Peter Sayer
Senior Editor

SAP to buy LeanIX to advance process optimization with AI

Sep 07, 20235 mins
Artificial IntelligenceData Center ManagementEnterprise Applications

SAP hopes the acquisition will help it accelerate its customers’ move to more modern ERP systems in the cloud.

SAP logo on building
Credit: Nitpicker / Shutterstock

SAP has agreed to buy German enterprise architecture management specialist LeanIX, hoping its early adoption of AI will help with the massive task of migrating customers still using SAP’s legacy software on premises to the more modern S/4HANA in the cloud.

LeanIX has around 1,000 customers for its EAM SaaS offering, its CEO André Christ said in a conference call to discuss the deal, and the US is one of its biggest markets with the 30% of its customers there accounting for 50% of its revenue.

Christ also said generative AI is key to the company’s growth. “We’ve been the first EAM vendor introducing an AI assistant to implement use cases managing the enterprise architecture,” he said, adding the company isn’t only using generative AI itself, but also helping its customers introduce it into their IT infrastructure and processes.

The data-driven view of the complexities of those processes, and of the infrastructure they run on that LeanIX provides, is becoming more central to IT departments’ work, he said.

“We believe enterprise architects are no longer living in an ivory tower,” said Christ. “They are, more and more, given a seat at the table” to help drive business transformations.

That ability to view and transform business processes is also becoming more central to SAP’s strategy as it pushes its customers to move their ERP systems to S/4HANA in the cloud.

Back in 2020, SAP said it will support S/4HANA through at least 2040, but will only support its legacy ECC6 and Business Suite 7 applications until the end of 2027. But three years on, only 12% of SAP customers have completed their transition to S/4HANA, according to a recent survey of international enterprises conducted by LeanIX. That leaves a lot of work for SAP, its customers, and their systems integrators to do in the four years before it turns off mainstream support for the old software.

SAP has made a number of moves since then to help enterprises make the move. In January 2021, it acquired process mining company Signavio to help enterprises identify their existing processes and recommend improvements to help with their S/4HANA migration. And in February 2021 it launched Rise with SAP, an all-in-one offering combining licensing, maintenance and cloud hosting of SAP’s core ERP applications that CEO Christian Klein described as digital transformation as a service.

Just months after the Signavio acquisition, Gartner analyst Paul Sanders told that SAP “should have had this five years ago, when they launched S/4HANA, because this is the hardest thing for companies to understand and change.”
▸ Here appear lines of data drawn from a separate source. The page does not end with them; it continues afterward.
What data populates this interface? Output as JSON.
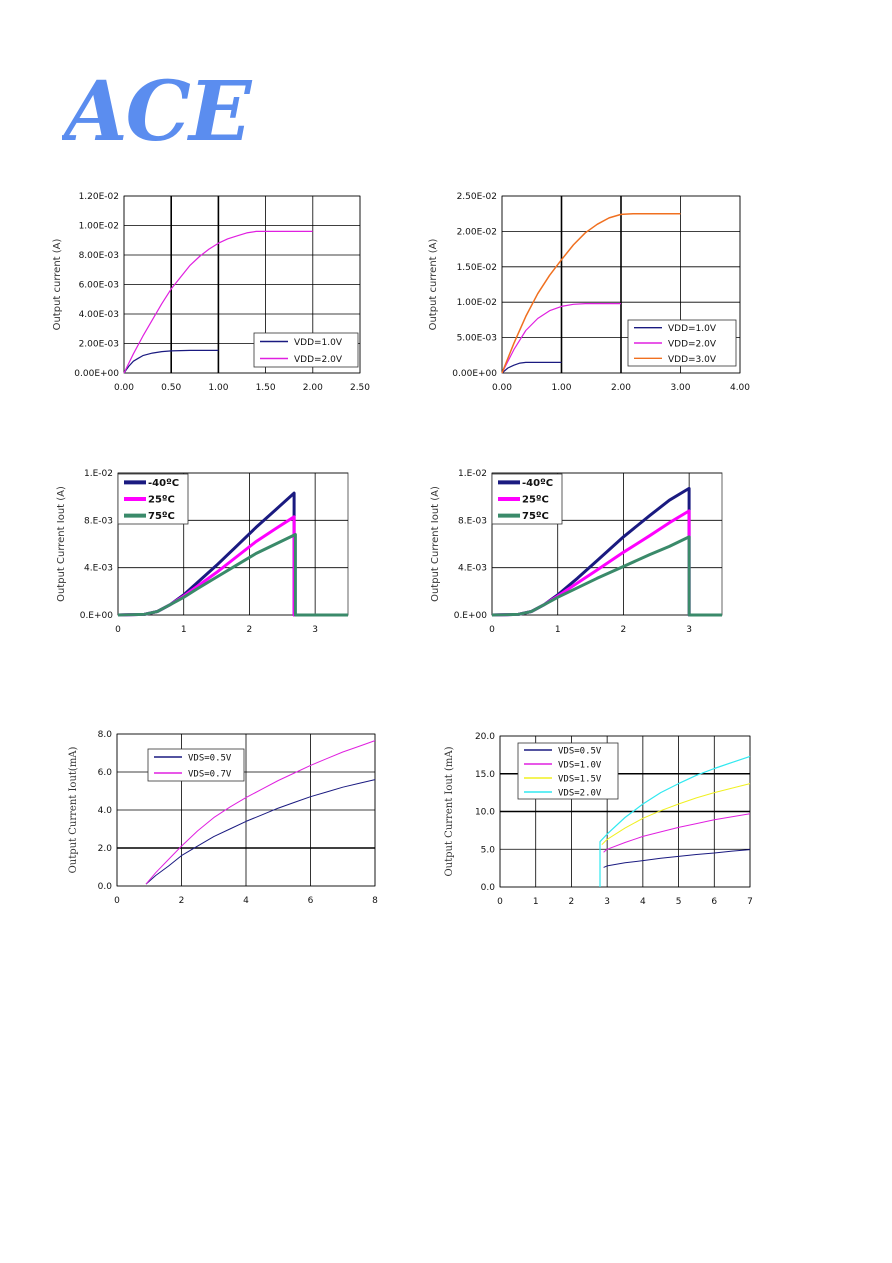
{
  "brand": {
    "logo_text": "ACE",
    "logo_color": "#5b8def"
  },
  "chart_data": [
    {
      "id": "c1",
      "type": "line",
      "ylabel": "Output current (A)",
      "xlabel": "",
      "xlim": [
        0,
        2.5
      ],
      "ylim": [
        0,
        0.012
      ],
      "xticks": [
        0,
        0.5,
        1,
        1.5,
        2,
        2.5
      ],
      "xtick_labels": [
        "0.00",
        "0.50",
        "1.00",
        "1.50",
        "2.00",
        "2.50"
      ],
      "yticks": [
        0,
        0.002,
        0.004,
        0.006,
        0.008,
        0.01,
        0.012
      ],
      "ytick_labels": [
        "0.00E+00",
        "2.00E-03",
        "4.00E-03",
        "6.00E-03",
        "8.00E-03",
        "1.00E-02",
        "1.20E-02"
      ],
      "grid": true,
      "legend": "bottom-right",
      "series": [
        {
          "name": "VDD=1.0V",
          "color": "#1a1a80",
          "width": 1.2,
          "x": [
            0,
            0.05,
            0.1,
            0.15,
            0.2,
            0.3,
            0.4,
            0.5,
            0.6,
            0.7,
            0.8,
            1.0
          ],
          "y": [
            0,
            0.00045,
            0.0008,
            0.001,
            0.00118,
            0.00135,
            0.00145,
            0.0015,
            0.00152,
            0.00153,
            0.00153,
            0.00153
          ]
        },
        {
          "name": "VDD=2.0V",
          "color": "#e020e0",
          "width": 1.2,
          "x": [
            0,
            0.1,
            0.2,
            0.3,
            0.4,
            0.5,
            0.6,
            0.7,
            0.8,
            0.9,
            1.0,
            1.1,
            1.2,
            1.3,
            1.4,
            1.5,
            1.7,
            2.0
          ],
          "y": [
            0,
            0.0013,
            0.0025,
            0.0036,
            0.0047,
            0.0057,
            0.0065,
            0.0073,
            0.0079,
            0.0084,
            0.0088,
            0.0091,
            0.0093,
            0.0095,
            0.0096,
            0.0096,
            0.0096,
            0.0096
          ]
        }
      ]
    },
    {
      "id": "c2",
      "type": "line",
      "ylabel": "Output current (A)",
      "xlabel": "",
      "xlim": [
        0,
        4
      ],
      "ylim": [
        0,
        0.025
      ],
      "xticks": [
        0,
        1,
        2,
        3,
        4
      ],
      "xtick_labels": [
        "0.00",
        "1.00",
        "2.00",
        "3.00",
        "4.00"
      ],
      "yticks": [
        0,
        0.005,
        0.01,
        0.015,
        0.02,
        0.025
      ],
      "ytick_labels": [
        "0.00E+00",
        "5.00E-03",
        "1.00E-02",
        "1.50E-02",
        "2.00E-02",
        "2.50E-02"
      ],
      "grid": true,
      "legend": "bottom-right",
      "series": [
        {
          "name": "VDD=1.0V",
          "color": "#1a1a80",
          "width": 1.2,
          "x": [
            0,
            0.1,
            0.2,
            0.3,
            0.4,
            0.5,
            0.7,
            1.0
          ],
          "y": [
            0,
            0.0007,
            0.0011,
            0.0014,
            0.0015,
            0.0015,
            0.0015,
            0.0015
          ]
        },
        {
          "name": "VDD=2.0V",
          "color": "#e020e0",
          "width": 1.2,
          "x": [
            0,
            0.2,
            0.4,
            0.6,
            0.8,
            1.0,
            1.2,
            1.4,
            1.6,
            2.0
          ],
          "y": [
            0,
            0.0033,
            0.006,
            0.0077,
            0.0088,
            0.0094,
            0.0097,
            0.0098,
            0.0098,
            0.0098
          ]
        },
        {
          "name": "VDD=3.0V",
          "color": "#f07020",
          "width": 1.5,
          "x": [
            0,
            0.2,
            0.4,
            0.6,
            0.8,
            1.0,
            1.2,
            1.4,
            1.6,
            1.8,
            2.0,
            2.2,
            2.5,
            3.0
          ],
          "y": [
            0,
            0.0042,
            0.008,
            0.0112,
            0.0138,
            0.016,
            0.0181,
            0.0198,
            0.021,
            0.0219,
            0.0224,
            0.0225,
            0.0225,
            0.0225
          ]
        }
      ]
    },
    {
      "id": "c3",
      "type": "line",
      "ylabel": "Output Current Iout (A)",
      "xlabel": "",
      "xlim": [
        0,
        3.5
      ],
      "ylim": [
        0,
        0.012
      ],
      "xticks": [
        0,
        1,
        2,
        3
      ],
      "xtick_labels": [
        "0",
        "1",
        "2",
        "3"
      ],
      "yticks": [
        0,
        0.004,
        0.008,
        0.012
      ],
      "ytick_labels": [
        "0.E+00",
        "4.E-03",
        "8.E-03",
        "1.E-02"
      ],
      "grid": true,
      "legend": "top-left",
      "series": [
        {
          "name": "-40ºC",
          "color": "#1a1a80",
          "width": 3,
          "x": [
            0,
            0.4,
            0.6,
            0.8,
            1.0,
            1.2,
            1.5,
            1.8,
            2.1,
            2.4,
            2.68,
            2.68,
            3.5
          ],
          "y": [
            0,
            5e-05,
            0.0003,
            0.0009,
            0.0017,
            0.0027,
            0.0042,
            0.0058,
            0.0074,
            0.0089,
            0.0103,
            0,
            0
          ]
        },
        {
          "name": "25ºC",
          "color": "#ff00ff",
          "width": 3,
          "x": [
            0,
            0.4,
            0.6,
            0.8,
            1.0,
            1.2,
            1.5,
            1.8,
            2.1,
            2.4,
            2.68,
            2.68,
            3.5
          ],
          "y": [
            0,
            5e-05,
            0.0003,
            0.0009,
            0.0016,
            0.0024,
            0.0036,
            0.0049,
            0.0062,
            0.0073,
            0.0083,
            0,
            0
          ]
        },
        {
          "name": "75ºC",
          "color": "#3a8a6a",
          "width": 3,
          "x": [
            0,
            0.4,
            0.6,
            0.8,
            1.0,
            1.2,
            1.5,
            1.8,
            2.1,
            2.4,
            2.7,
            2.7,
            3.5
          ],
          "y": [
            0,
            5e-05,
            0.0003,
            0.0009,
            0.0015,
            0.0022,
            0.0032,
            0.0042,
            0.0052,
            0.006,
            0.0068,
            0,
            0
          ]
        }
      ]
    },
    {
      "id": "c4",
      "type": "line",
      "ylabel": "Output Current Iout (A)",
      "xlabel": "",
      "xlim": [
        0,
        3.5
      ],
      "ylim": [
        0,
        0.012
      ],
      "xticks": [
        0,
        1,
        2,
        3
      ],
      "xtick_labels": [
        "0",
        "1",
        "2",
        "3"
      ],
      "yticks": [
        0,
        0.004,
        0.008,
        0.012
      ],
      "ytick_labels": [
        "0.E+00",
        "4.E-03",
        "8.E-03",
        "1.E-02"
      ],
      "grid": true,
      "legend": "top-left",
      "series": [
        {
          "name": "-40ºC",
          "color": "#1a1a80",
          "width": 3,
          "x": [
            0,
            0.4,
            0.6,
            0.8,
            1.0,
            1.3,
            1.6,
            2.0,
            2.4,
            2.7,
            3.0,
            3.0,
            3.5
          ],
          "y": [
            0,
            5e-05,
            0.0003,
            0.0009,
            0.0017,
            0.0031,
            0.0046,
            0.0066,
            0.0084,
            0.0097,
            0.0107,
            0,
            0
          ]
        },
        {
          "name": "25ºC",
          "color": "#ff00ff",
          "width": 3,
          "x": [
            0,
            0.4,
            0.6,
            0.8,
            1.0,
            1.3,
            1.6,
            2.0,
            2.4,
            2.7,
            3.0,
            3.0,
            3.5
          ],
          "y": [
            0,
            5e-05,
            0.0003,
            0.0009,
            0.0016,
            0.0027,
            0.0038,
            0.0053,
            0.0067,
            0.0078,
            0.0088,
            0,
            0
          ]
        },
        {
          "name": "75ºC",
          "color": "#3a8a6a",
          "width": 3,
          "x": [
            0,
            0.4,
            0.6,
            0.8,
            1.0,
            1.3,
            1.6,
            2.0,
            2.4,
            2.7,
            3.0,
            3.0,
            3.5
          ],
          "y": [
            0,
            5e-05,
            0.0003,
            0.0009,
            0.0015,
            0.0023,
            0.0031,
            0.0041,
            0.0051,
            0.0058,
            0.0066,
            0,
            0
          ]
        }
      ]
    },
    {
      "id": "c5",
      "type": "line",
      "ylabel": "Output Current Iout(mA)",
      "xlabel": "",
      "xlim": [
        0,
        8
      ],
      "ylim": [
        0,
        8
      ],
      "xticks": [
        0,
        2,
        4,
        6,
        8
      ],
      "xtick_labels": [
        "0",
        "2",
        "4",
        "6",
        "8"
      ],
      "yticks": [
        0,
        2,
        4,
        6,
        8
      ],
      "ytick_labels": [
        "0.0",
        "2.0",
        "4.0",
        "6.0",
        "8.0"
      ],
      "grid": true,
      "legend": "top-left",
      "series": [
        {
          "name": "VDS=0.5V",
          "color": "#1a1a80",
          "width": 1,
          "x": [
            0.9,
            1.2,
            1.6,
            2.0,
            2.5,
            3.0,
            3.5,
            4.0,
            4.5,
            5.0,
            5.5,
            6.0,
            6.5,
            7.0,
            7.5,
            8.0
          ],
          "y": [
            0.1,
            0.55,
            1.05,
            1.6,
            2.1,
            2.6,
            3.0,
            3.4,
            3.75,
            4.1,
            4.4,
            4.7,
            4.95,
            5.2,
            5.4,
            5.6
          ]
        },
        {
          "name": "VDS=0.7V",
          "color": "#e020e0",
          "width": 1,
          "x": [
            0.9,
            1.2,
            1.6,
            2.0,
            2.5,
            3.0,
            3.5,
            4.0,
            4.5,
            5.0,
            5.5,
            6.0,
            6.5,
            7.0,
            7.5,
            8.0
          ],
          "y": [
            0.1,
            0.7,
            1.4,
            2.1,
            2.9,
            3.6,
            4.15,
            4.65,
            5.1,
            5.55,
            5.95,
            6.35,
            6.7,
            7.05,
            7.35,
            7.65
          ]
        }
      ]
    },
    {
      "id": "c6",
      "type": "line",
      "ylabel": "Output Current Iout (mA)",
      "xlabel": "",
      "xlim": [
        0,
        7
      ],
      "ylim": [
        0,
        20
      ],
      "xticks": [
        0,
        1,
        2,
        3,
        4,
        5,
        6,
        7
      ],
      "xtick_labels": [
        "0",
        "1",
        "2",
        "3",
        "4",
        "5",
        "6",
        "7"
      ],
      "yticks": [
        0,
        5,
        10,
        15,
        20
      ],
      "ytick_labels": [
        "0.0",
        "5.0",
        "10.0",
        "15.0",
        "20.0"
      ],
      "grid": true,
      "legend": "top-left",
      "series": [
        {
          "name": "VDS=0.5V",
          "color": "#1a1a80",
          "width": 1,
          "x": [
            2.9,
            3.0,
            3.5,
            4.0,
            4.5,
            5.0,
            5.5,
            6.0,
            6.5,
            7.0
          ],
          "y": [
            2.6,
            2.8,
            3.2,
            3.5,
            3.8,
            4.05,
            4.3,
            4.5,
            4.75,
            4.95
          ]
        },
        {
          "name": "VDS=1.0V",
          "color": "#e020e0",
          "width": 1,
          "x": [
            2.9,
            3.0,
            3.5,
            4.0,
            4.5,
            5.0,
            5.5,
            6.0,
            6.5,
            7.0
          ],
          "y": [
            4.6,
            5.0,
            5.9,
            6.7,
            7.3,
            7.9,
            8.4,
            8.9,
            9.3,
            9.7
          ]
        },
        {
          "name": "VDS=1.5V",
          "color": "#f0f020",
          "width": 1,
          "x": [
            2.85,
            3.0,
            3.5,
            4.0,
            4.5,
            5.0,
            5.5,
            6.0,
            6.5,
            7.0
          ],
          "y": [
            5.6,
            6.3,
            7.8,
            9.1,
            10.1,
            11.0,
            11.8,
            12.5,
            13.1,
            13.7
          ]
        },
        {
          "name": "VDS=2.0V",
          "color": "#30e8f0",
          "width": 1.2,
          "x": [
            2.8,
            2.8,
            3.0,
            3.5,
            4.0,
            4.5,
            5.0,
            5.5,
            6.0,
            6.5,
            7.0
          ],
          "y": [
            0,
            6.0,
            7.0,
            9.2,
            11.0,
            12.5,
            13.7,
            14.8,
            15.7,
            16.5,
            17.3
          ]
        }
      ]
    }
  ]
}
Demand for the process mining software is still strong in 2023. “Signavio is one of our key growth areas,” SAP’s chief strategy officer Sebastian Steinhaeuser said in the same conference call. “LeanIX has been a partner to SAP Signavio for quite some time. SAP and LeanIX have more than 500 joint customers, including some very large household names.”

While ownership of LeanIX will give SAP more control over the software’s capabilities, the company won’t be abandoning its non-SAP customers when the deal closes later this year, Christ said.

Rouven Morato, GM at SAP Signavio, jumped in to point out that when SAP acquired it, only 25% of Signavio customers used SAP. “It’s important for us to continue to support non-SAP landscapes, because we want to provide customers a holistic view of the enterprise architecture,” he said.

Steinhaeuser said the company would take the same approach to SAP- and non-SAP customers with LeanIX. “SAP over the last years has significantly pivoted toward an open ecosystem strategy as well, so we will fully support both,” he said.